The journal is known for its strong editorial stance with a "social conscience"[15] and for taking left-leaning positions in its editorials, which were occasionally critical of the Communist Party of India (Marxist) government in West Bengal for not being radical enough.[16] The journal was harshly critical of some of the policies of the Indira Gandhi government during the Emergency, as well as of state complicity in the 2002 Gujarat riots.[17]
The journal is abstracted and indexed in CAB Abstracts[18] and Scopus.[19]
EPW has licensed its material for non-exclusive use to 3 content aggregators - Contify, Factiva and JSTOR.
Contify disseminates EPW content to LexisNexis, Thomson Reuters, Securities.com, Gale Cengage, AcquireMedia and NewsBank.
Factiva and JSTOR have EPW content on their databases for their registered users.
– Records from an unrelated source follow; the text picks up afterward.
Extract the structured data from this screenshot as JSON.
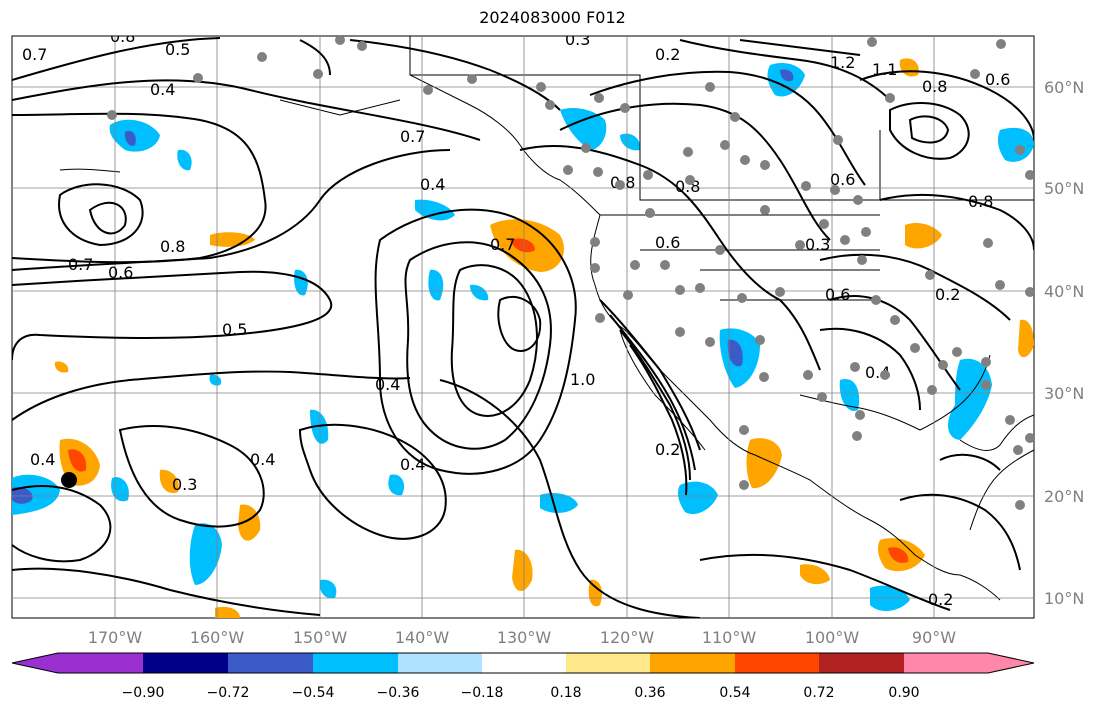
{
  "title": "2024083000 F012",
  "lat_labels": [
    "60°N",
    "50°N",
    "40°N",
    "30°N",
    "20°N",
    "10°N"
  ],
  "lon_labels": [
    "170°W",
    "160°W",
    "150°W",
    "140°W",
    "130°W",
    "120°W",
    "110°W",
    "100°W",
    "90°W"
  ],
  "colorbar": {
    "ticks": [
      "−0.90",
      "−0.72",
      "−0.54",
      "−0.36",
      "−0.18",
      "0.18",
      "0.36",
      "0.54",
      "0.72",
      "0.90"
    ],
    "colors": [
      "#9b30d0",
      "#00008b",
      "#3a5bc8",
      "#00bfff",
      "#b0e0ff",
      "#ffffff",
      "#ffe88a",
      "#ffa500",
      "#ff4500",
      "#b22222",
      "#ff88aa"
    ]
  },
  "contour_labels": [
    "0.7",
    "0.8",
    "0.5",
    "0.4",
    "0.3",
    "0.2",
    "0.6",
    "1.0",
    "1.1",
    "1.2",
    "0.7",
    "0.8",
    "0.6",
    "0.5",
    "0.4",
    "0.4",
    "0.4",
    "0.3",
    "0.2",
    "0.8",
    "0.8",
    "0.6",
    "0.6",
    "0.3",
    "0.2",
    "0.4",
    "0.2",
    "0.2"
  ],
  "colors": {
    "grid": "#808080",
    "contour": "#000000",
    "station": "#808080"
  }
}
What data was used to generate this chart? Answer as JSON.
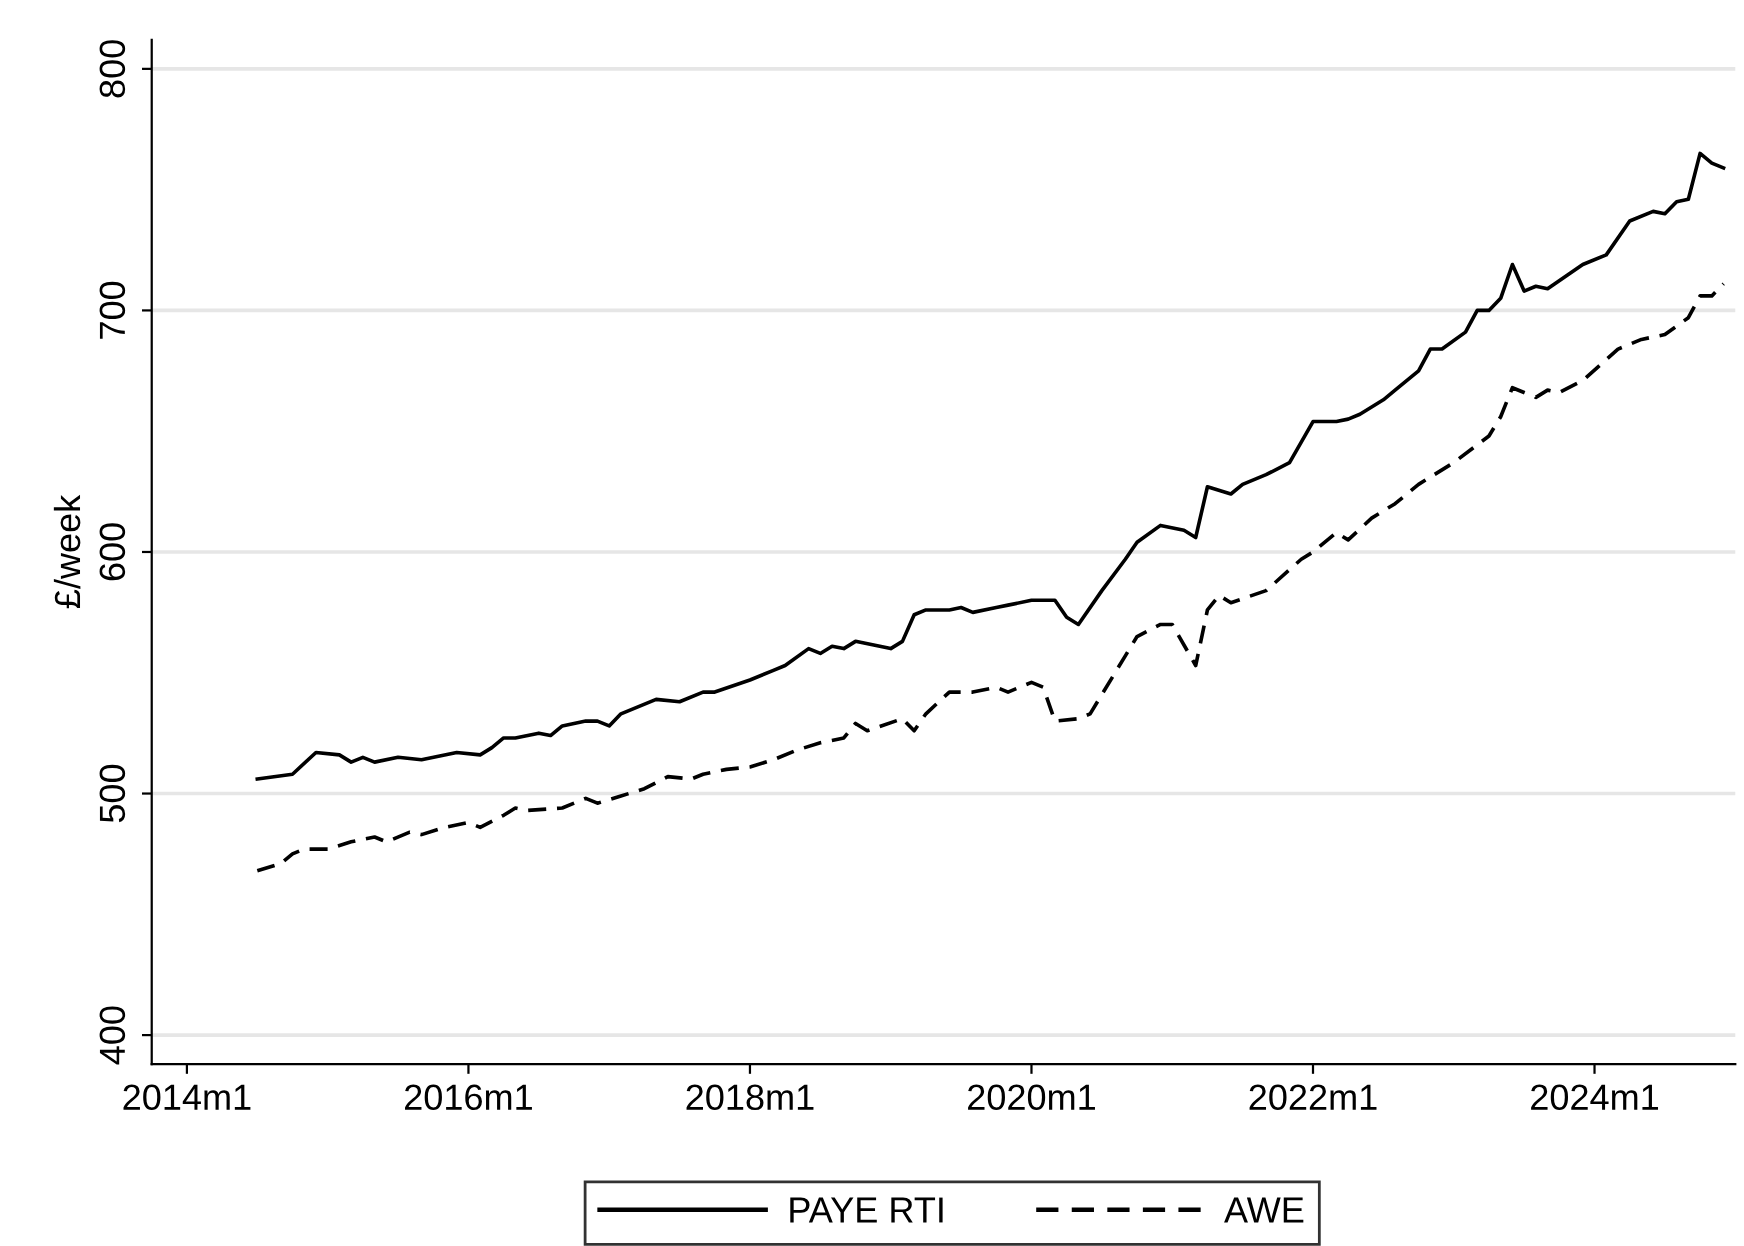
{
  "chart_data": {
    "type": "line",
    "ylabel": "£/week",
    "legend": "bottom",
    "grid": "y",
    "marker": "none",
    "xlim": [
      "2013-10",
      "2025-01"
    ],
    "ylim": [
      388,
      812
    ],
    "xticks": [
      {
        "value": "2014-01",
        "label": "2014m1"
      },
      {
        "value": "2016-01",
        "label": "2016m1"
      },
      {
        "value": "2018-01",
        "label": "2018m1"
      },
      {
        "value": "2020-01",
        "label": "2020m1"
      },
      {
        "value": "2022-01",
        "label": "2022m1"
      },
      {
        "value": "2024-01",
        "label": "2024m1"
      }
    ],
    "yticks": [
      400,
      500,
      600,
      700,
      800
    ],
    "series": [
      {
        "name": "PAYE RTI",
        "color": "#000000",
        "line_style": "solid",
        "x": [
          "2014-07",
          "2014-10",
          "2014-12",
          "2015-02",
          "2015-03",
          "2015-04",
          "2015-05",
          "2015-07",
          "2015-09",
          "2015-12",
          "2016-02",
          "2016-03",
          "2016-04",
          "2016-05",
          "2016-07",
          "2016-08",
          "2016-09",
          "2016-11",
          "2016-12",
          "2017-01",
          "2017-02",
          "2017-05",
          "2017-07",
          "2017-09",
          "2017-10",
          "2018-01",
          "2018-03",
          "2018-04",
          "2018-06",
          "2018-07",
          "2018-08",
          "2018-09",
          "2018-10",
          "2019-01",
          "2019-02",
          "2019-03",
          "2019-04",
          "2019-06",
          "2019-07",
          "2019-08",
          "2019-10",
          "2019-11",
          "2020-01",
          "2020-03",
          "2020-04",
          "2020-05",
          "2020-07",
          "2020-09",
          "2020-10",
          "2020-12",
          "2021-02",
          "2021-03",
          "2021-04",
          "2021-06",
          "2021-07",
          "2021-09",
          "2021-11",
          "2022-01",
          "2022-03",
          "2022-04",
          "2022-05",
          "2022-07",
          "2022-08",
          "2022-10",
          "2022-11",
          "2022-12",
          "2023-02",
          "2023-03",
          "2023-04",
          "2023-05",
          "2023-06",
          "2023-07",
          "2023-08",
          "2023-09",
          "2023-12",
          "2024-02",
          "2024-04",
          "2024-06",
          "2024-07",
          "2024-08",
          "2024-09",
          "2024-10",
          "2024-11",
          "2024-12"
        ],
        "values": [
          506,
          508,
          517,
          516,
          513,
          515,
          513,
          515,
          514,
          517,
          516,
          519,
          523,
          523,
          525,
          524,
          528,
          530,
          530,
          528,
          533,
          539,
          538,
          542,
          542,
          547,
          551,
          553,
          560,
          558,
          561,
          560,
          563,
          560,
          563,
          574,
          576,
          576,
          577,
          575,
          577,
          578,
          580,
          580,
          573,
          570,
          584,
          597,
          604,
          611,
          609,
          606,
          627,
          624,
          628,
          632,
          637,
          654,
          654,
          655,
          657,
          663,
          667,
          675,
          684,
          684,
          691,
          700,
          700,
          705,
          719,
          708,
          710,
          709,
          719,
          723,
          737,
          741,
          740,
          745,
          746,
          765,
          761,
          759
        ]
      },
      {
        "name": "AWE",
        "color": "#000000",
        "line_style": "dashed",
        "x": [
          "2014-07",
          "2014-09",
          "2014-10",
          "2014-11",
          "2015-01",
          "2015-03",
          "2015-05",
          "2015-06",
          "2015-08",
          "2015-09",
          "2015-11",
          "2016-01",
          "2016-02",
          "2016-04",
          "2016-05",
          "2016-06",
          "2016-09",
          "2016-11",
          "2016-12",
          "2017-02",
          "2017-04",
          "2017-06",
          "2017-08",
          "2017-09",
          "2017-11",
          "2018-01",
          "2018-03",
          "2018-05",
          "2018-07",
          "2018-09",
          "2018-10",
          "2018-11",
          "2019-02",
          "2019-03",
          "2019-04",
          "2019-06",
          "2019-08",
          "2019-10",
          "2019-11",
          "2020-01",
          "2020-02",
          "2020-03",
          "2020-05",
          "2020-06",
          "2020-09",
          "2020-10",
          "2020-12",
          "2021-01",
          "2021-03",
          "2021-04",
          "2021-05",
          "2021-06",
          "2021-09",
          "2021-12",
          "2022-01",
          "2022-03",
          "2022-04",
          "2022-06",
          "2022-08",
          "2022-10",
          "2023-01",
          "2023-04",
          "2023-05",
          "2023-06",
          "2023-08",
          "2023-09",
          "2023-10",
          "2023-12",
          "2024-03",
          "2024-05",
          "2024-07",
          "2024-09",
          "2024-10",
          "2024-11",
          "2024-12"
        ],
        "values": [
          468,
          471,
          475,
          477,
          477,
          480,
          482,
          480,
          484,
          483,
          486,
          488,
          486,
          491,
          494,
          493,
          494,
          498,
          496,
          499,
          502,
          507,
          506,
          508,
          510,
          511,
          514,
          518,
          521,
          523,
          529,
          526,
          531,
          526,
          533,
          542,
          542,
          544,
          542,
          546,
          544,
          530,
          531,
          533,
          557,
          565,
          570,
          570,
          553,
          576,
          582,
          579,
          584,
          597,
          600,
          608,
          605,
          614,
          620,
          628,
          637,
          648,
          656,
          668,
          664,
          667,
          666,
          671,
          684,
          688,
          690,
          697,
          706,
          706,
          711
        ]
      }
    ]
  }
}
In 2016, C. Rammanohar Reddy quit as editor in a controversial move which led to several academics expressing concern in an open letter,[20] and at least one board member, Jean Dreze, resigning from the board.[21][22] Shortly after, his successor Paranjoy Guha Thakurta also quit in 2017 after a controversial article about the Adani Group was removed from the website amidst reasons that many felt were unclear or unjustified.[23][24] In its defence, the Trust posted a statement on the EPW website stating that Guha Thakurta had violated his position by responding to a legal notice sent by the Adani Group without informing the Trust.[25] This once again led to various scholars and commentators questioning the Sameeksha Trust that runs the journal.[26][27][28]
Eventually professor and scholar Gopal Guru was appointed as the new editor in January 2018.[29]